The Federal Government has formally announced a reduction in the Foreign Investment Review Board (FIRB) notification threshold for purchases of agricultural land by foreign non-government investors from $252 million to $15 million (in aggregate taking into account all agricultural land already held by the investor). The reduced threshold will be effective from 1 March 2015.
Consistent with free-trade agreement commitments, the reduced threshold will apply to all non-government investors except those from the United States, New Zealand, Chile, Singapore and Thailand.
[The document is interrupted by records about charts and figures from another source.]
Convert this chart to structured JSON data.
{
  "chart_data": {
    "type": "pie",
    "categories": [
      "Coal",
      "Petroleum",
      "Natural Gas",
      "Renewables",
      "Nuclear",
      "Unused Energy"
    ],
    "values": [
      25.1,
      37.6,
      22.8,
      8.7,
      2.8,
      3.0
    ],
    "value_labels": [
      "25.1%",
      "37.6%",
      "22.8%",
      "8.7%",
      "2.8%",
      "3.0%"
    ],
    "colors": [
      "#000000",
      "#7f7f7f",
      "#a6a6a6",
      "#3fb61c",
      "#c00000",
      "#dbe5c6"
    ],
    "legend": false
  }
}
All foreign government investors must continue to notify FIRB of all purchases of agricultural land, regardless of value.
According to the FIRB website, further details will be provided in a revised version of Australia’s Foreign Investment Policy, to be released shortly.
The Government has also announced that:
- it intends to move ahead with the foreign ownership register of agricultural land (initially announced under a previous government) to strengthen reporting requirements and provide a clear picture of foreign investment in Australia’s agricultural sector;
- from 1 July 2015, the Australian Tax Office will start collecting information on all new foreign investment in agricultural land regardless of value and will commence a stock take of existing agricultural land ownership by foreign interests; and
- it will continue to work with state and territory governments so that the ATO register will use land title transfer information.
See media release on 11 February 2015.
In addition, the Government is seeking consultation on:
- increasing compliance and enforcement activities around foreign investment in residential real estate through the creation of a specialised investigative and enforcement area within the ATO;
- introducing new civil penalties and increased criminal penalties for foreign investors and third parties who breach the foreign investment rules;
- introducing an application fee on all foreign investment proposals, based on the type of investment; and
- a new definition of agribusiness for the purpose of introducing a new $55 million screening threshold for foreign investment in Australian agribusiness.
See media release on 25 February 2015.
An Options Paper - Strengthening Australia's Foreign Investment Framework has been released which seeks feedback from interested stakeholders on the proposed changes to the foreign investment framework outlined above. Submissions on the Options Paper are due by 20 March 2015.